Cinquièmement, l'analyse sous-jacente et le scénario à long terme doivent être détaillés au niveau sectoriel afin d'être utiles à l'élaboration des politiques sectorielles. Au Sénégal, les parties prenantes impliquées dans le projet ont été organisées en cinq groupes thématiques, quatre ayant une orientation sectorielle (énergie, industrie, infrastructure/urbain, agriculture) et un se concentrant plus largement sur le développement durable avec pour rôle d'intégrer les visions sectorielles dans une vision globale. Au Nigeria, l'analyse comprend une analyse détaillée des secteurs clés, menée par des experts spécialisés (pétrole et gaz, électricité, secteur résidentiel, industrie, transport, AFOLU).
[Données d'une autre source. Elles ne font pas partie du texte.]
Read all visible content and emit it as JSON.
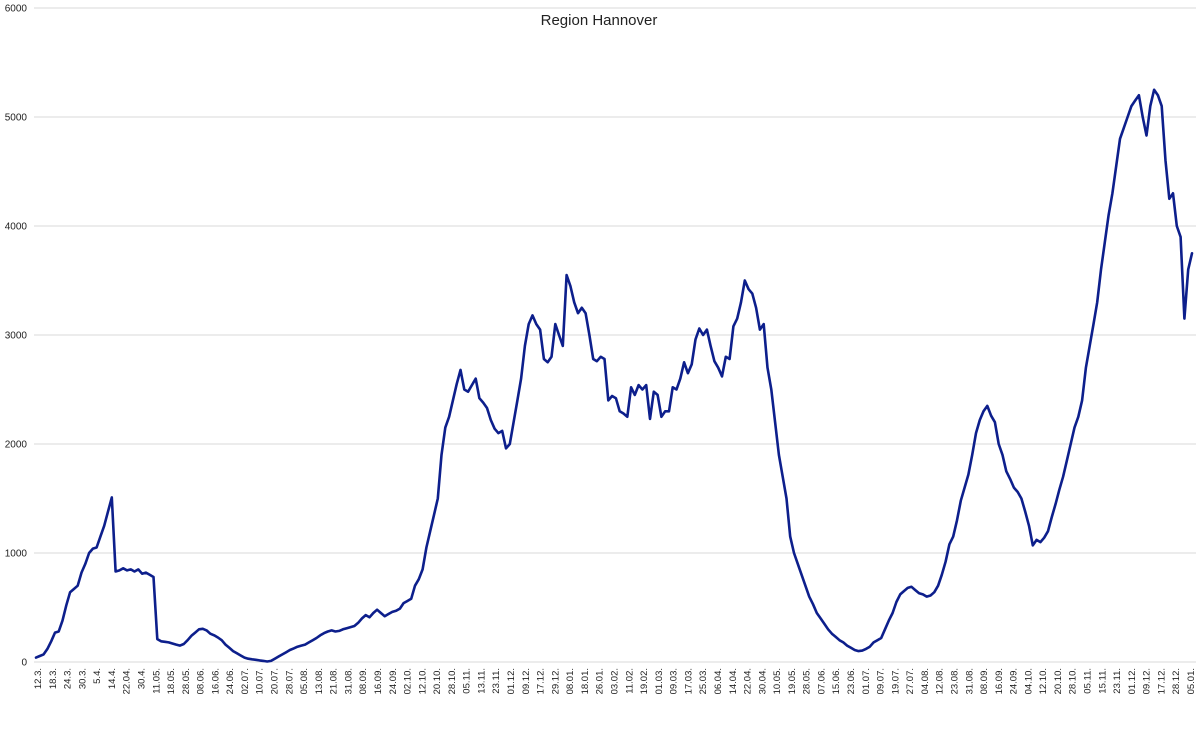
{
  "chart_data": {
    "type": "line",
    "title": "Region Hannover",
    "xlabel": "",
    "ylabel": "",
    "ylim": [
      0,
      6000
    ],
    "yticks": [
      0,
      1000,
      2000,
      3000,
      4000,
      5000,
      6000
    ],
    "grid": true,
    "colors": {
      "series": "#0d1f8c",
      "grid": "#d9d9d9",
      "text": "#222222"
    },
    "xtick_labels": [
      "12.3.",
      "18.3.",
      "24.3.",
      "30.3.",
      "5.4.",
      "14.4.",
      "22.04.",
      "30.4.",
      "11.05.",
      "18.05.",
      "28.05.",
      "08.06.",
      "16.06.",
      "24.06.",
      "02.07.",
      "10.07.",
      "20.07.",
      "28.07.",
      "05.08.",
      "13.08.",
      "21.08.",
      "31.08.",
      "08.09.",
      "16.09.",
      "24.09.",
      "02.10.",
      "12.10.",
      "20.10.",
      "28.10.",
      "05.11.",
      "13.11.",
      "23.11.",
      "01.12.",
      "09.12.",
      "17.12.",
      "29.12.",
      "08.01.",
      "18.01.",
      "26.01.",
      "03.02.",
      "11.02.",
      "19.02.",
      "01.03.",
      "09.03.",
      "17.03.",
      "25.03.",
      "06.04.",
      "14.04.",
      "22.04.",
      "30.04.",
      "10.05.",
      "19.05.",
      "28.05.",
      "07.06.",
      "15.06.",
      "23.06.",
      "01.07.",
      "09.07.",
      "19.07.",
      "27.07.",
      "04.08.",
      "12.08.",
      "23.08.",
      "31.08.",
      "08.09.",
      "16.09.",
      "24.09.",
      "04.10.",
      "12.10.",
      "20.10.",
      "28.10.",
      "05.11.",
      "15.11.",
      "23.11.",
      "01.12.",
      "09.12.",
      "17.12.",
      "28.12.",
      "05.01."
    ],
    "series": [
      {
        "values": [
          40,
          55,
          70,
          120,
          190,
          270,
          280,
          380,
          520,
          640,
          670,
          700,
          820,
          900,
          1000,
          1040,
          1050,
          1150,
          1250,
          1380,
          1510,
          830,
          840,
          860,
          840,
          850,
          830,
          850,
          810,
          820,
          800,
          780,
          210,
          190,
          185,
          180,
          170,
          160,
          150,
          165,
          200,
          240,
          270,
          300,
          305,
          290,
          260,
          245,
          225,
          200,
          160,
          130,
          100,
          80,
          60,
          40,
          30,
          25,
          20,
          15,
          10,
          5,
          10,
          30,
          50,
          70,
          90,
          110,
          125,
          140,
          150,
          160,
          180,
          200,
          220,
          245,
          265,
          280,
          290,
          280,
          285,
          300,
          310,
          320,
          330,
          360,
          400,
          430,
          410,
          450,
          480,
          450,
          420,
          440,
          460,
          470,
          490,
          540,
          560,
          580,
          700,
          760,
          850,
          1050,
          1200,
          1350,
          1500,
          1900,
          2150,
          2250,
          2400,
          2550,
          2680,
          2500,
          2480,
          2540,
          2600,
          2420,
          2380,
          2330,
          2220,
          2140,
          2100,
          2120,
          1960,
          2000,
          2200,
          2400,
          2600,
          2900,
          3100,
          3180,
          3100,
          3050,
          2780,
          2750,
          2800,
          3100,
          3000,
          2900,
          3550,
          3450,
          3300,
          3200,
          3250,
          3200,
          3000,
          2780,
          2760,
          2800,
          2780,
          2400,
          2440,
          2420,
          2300,
          2280,
          2250,
          2520,
          2450,
          2540,
          2500,
          2540,
          2230,
          2480,
          2450,
          2250,
          2300,
          2300,
          2520,
          2500,
          2600,
          2750,
          2650,
          2730,
          2960,
          3060,
          3000,
          3050,
          2900,
          2760,
          2700,
          2620,
          2800,
          2780,
          3080,
          3150,
          3300,
          3500,
          3420,
          3380,
          3250,
          3050,
          3100,
          2700,
          2500,
          2200,
          1900,
          1700,
          1500,
          1150,
          1000,
          900,
          800,
          700,
          600,
          530,
          450,
          400,
          350,
          300,
          260,
          230,
          200,
          180,
          150,
          130,
          110,
          100,
          105,
          120,
          140,
          180,
          200,
          220,
          300,
          380,
          450,
          550,
          620,
          650,
          680,
          690,
          660,
          630,
          620,
          600,
          610,
          640,
          700,
          800,
          920,
          1080,
          1150,
          1300,
          1480,
          1600,
          1720,
          1900,
          2100,
          2220,
          2300,
          2350,
          2260,
          2200,
          2000,
          1900,
          1750,
          1680,
          1600,
          1560,
          1500,
          1380,
          1250,
          1070,
          1120,
          1100,
          1140,
          1200,
          1330,
          1450,
          1580,
          1700,
          1850,
          2000,
          2150,
          2250,
          2400,
          2700,
          2900,
          3100,
          3300,
          3600,
          3850,
          4100,
          4300,
          4550,
          4800,
          4900,
          5000,
          5100,
          5150,
          5200,
          5000,
          4830,
          5100,
          5250,
          5200,
          5100,
          4600,
          4250,
          4300,
          4000,
          3900,
          3150,
          3600,
          3750
        ]
      }
    ]
  }
}
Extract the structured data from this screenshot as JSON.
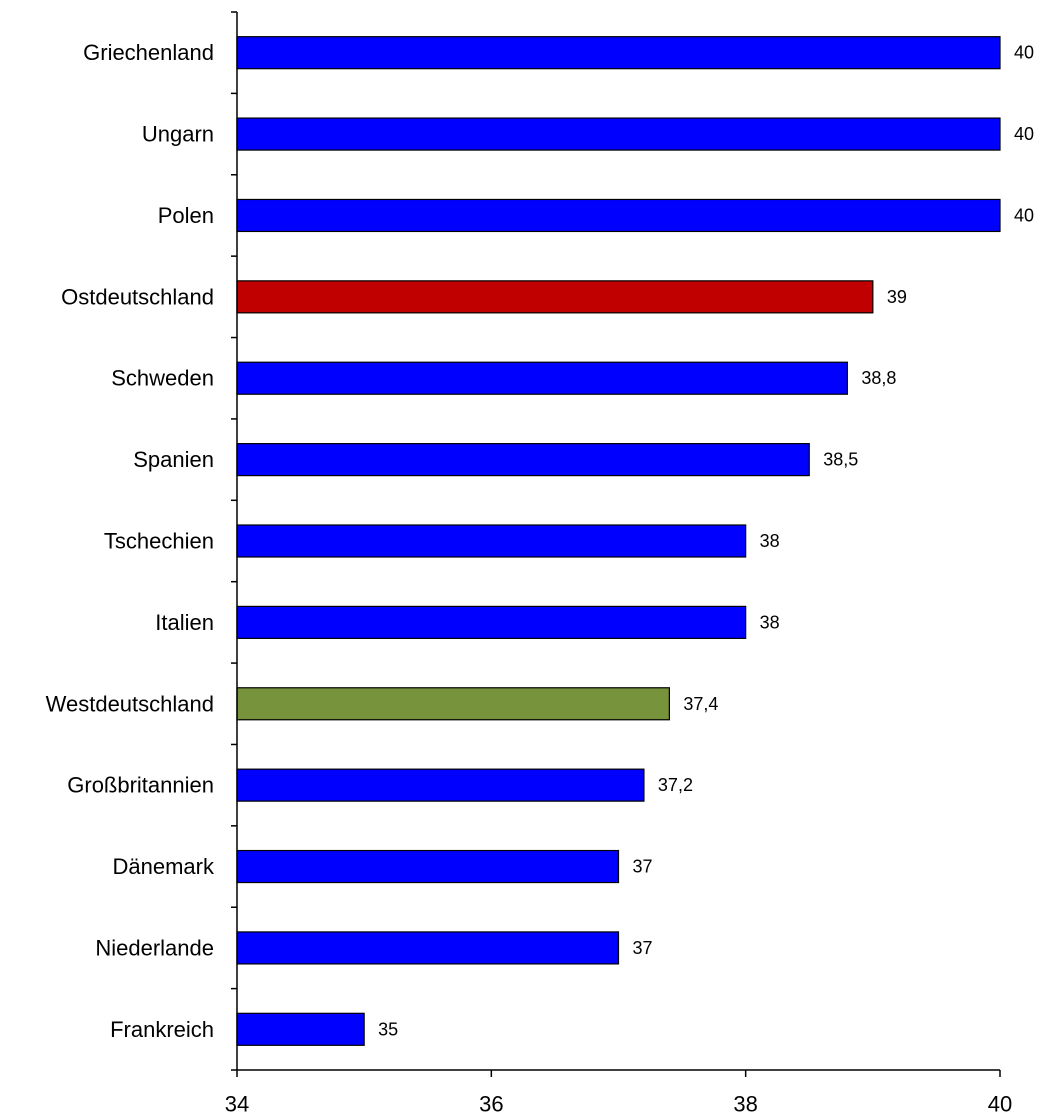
{
  "chart_data": {
    "type": "bar",
    "orientation": "horizontal",
    "title": "",
    "xlabel": "",
    "ylabel": "",
    "categories": [
      "Griechenland",
      "Ungarn",
      "Polen",
      "Ostdeutschland",
      "Schweden",
      "Spanien",
      "Tschechien",
      "Italien",
      "Westdeutschland",
      "Großbritannien",
      "Dänemark",
      "Niederlande",
      "Frankreich"
    ],
    "values": [
      40,
      40,
      40,
      39,
      38.8,
      38.5,
      38,
      38,
      37.4,
      37.2,
      37,
      37,
      35
    ],
    "value_labels": [
      "40",
      "40",
      "40",
      "39",
      "38,8",
      "38,5",
      "38",
      "38",
      "37,4",
      "37,2",
      "37",
      "37",
      "35"
    ],
    "bar_colors": [
      "#0000ff",
      "#0000ff",
      "#0000ff",
      "#c00000",
      "#0000ff",
      "#0000ff",
      "#0000ff",
      "#0000ff",
      "#77933c",
      "#0000ff",
      "#0000ff",
      "#0000ff",
      "#0000ff"
    ],
    "xlim": [
      34,
      40
    ],
    "xticks": [
      34,
      36,
      38,
      40
    ],
    "xtick_labels": [
      "34",
      "36",
      "38",
      "40"
    ],
    "grid": false,
    "legend": "none"
  }
}
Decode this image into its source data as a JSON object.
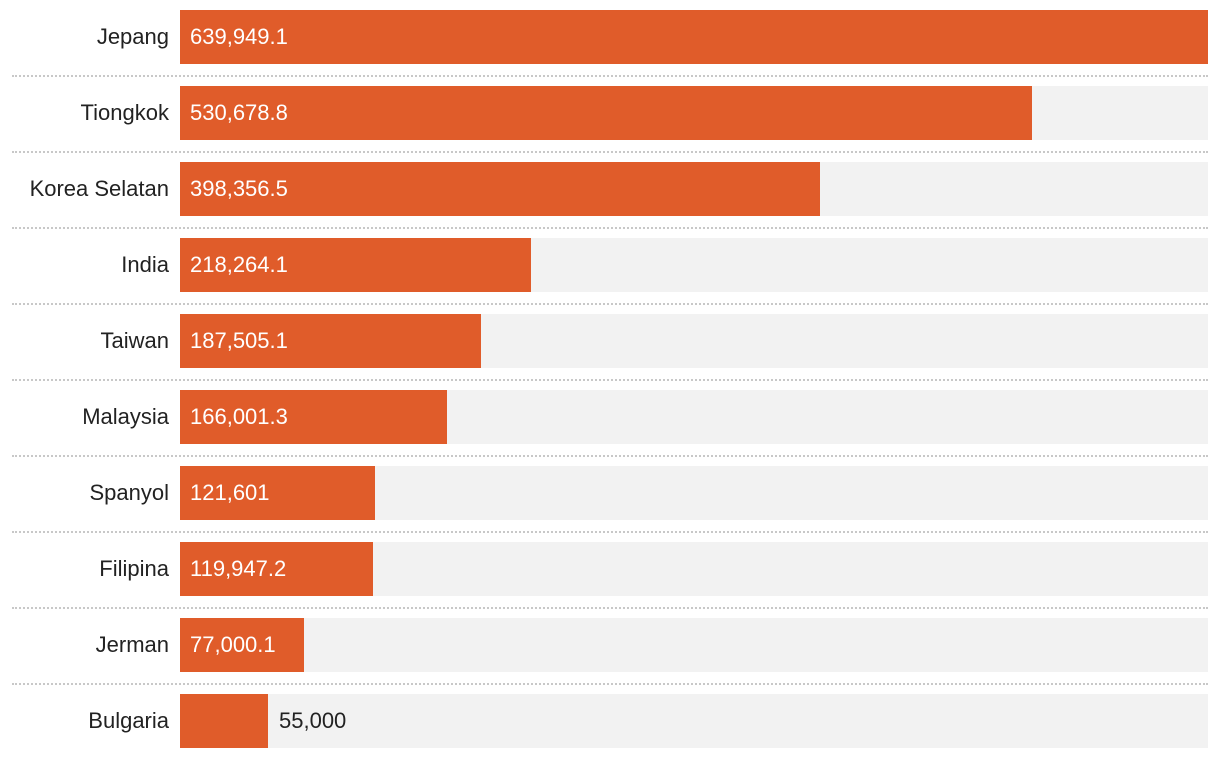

La conception d'une vision et d'une stratégie à long terme pour le Nigéria et l'accord JET-P signé par le Sénégal en juin 2023, tous deux éclairés par les projets nationaux décrits ci-dessus, démontrent les avantages nationaux de ces processus. Il s'agit notamment d'éclairer les décisions nationales et les politiques qui répondent à la fois aux objectifs climatiques et de développement, et de définir des priorités d'investissement claires qui peuvent être mises à profit dans les discussions internationales sur le financement international. En tant que co-bénéfice, les gouvernements peuvent également utiliser ces processus pour rédiger une stratégie de développement à faibles émissions à long terme, comme l'encourage l'Accord de Paris (jusqu'à présent, seuls 6 pays africains ont remis leur SDLCE à la CCNUCC). L'élaboration d'une LT-LEDS envoie un signal important aux autres pays et acteurs des plans nationaux pour qu'ils se joignent aux efforts internationaux visant à atteindre les objectifs d'atténuation mondiaux, et pourrait faciliter une discussion avec les acteurs internationaux sur les conditions nécessaires pour suivre la vision de l'atténuation des GES exposée dans la LT-LEDS.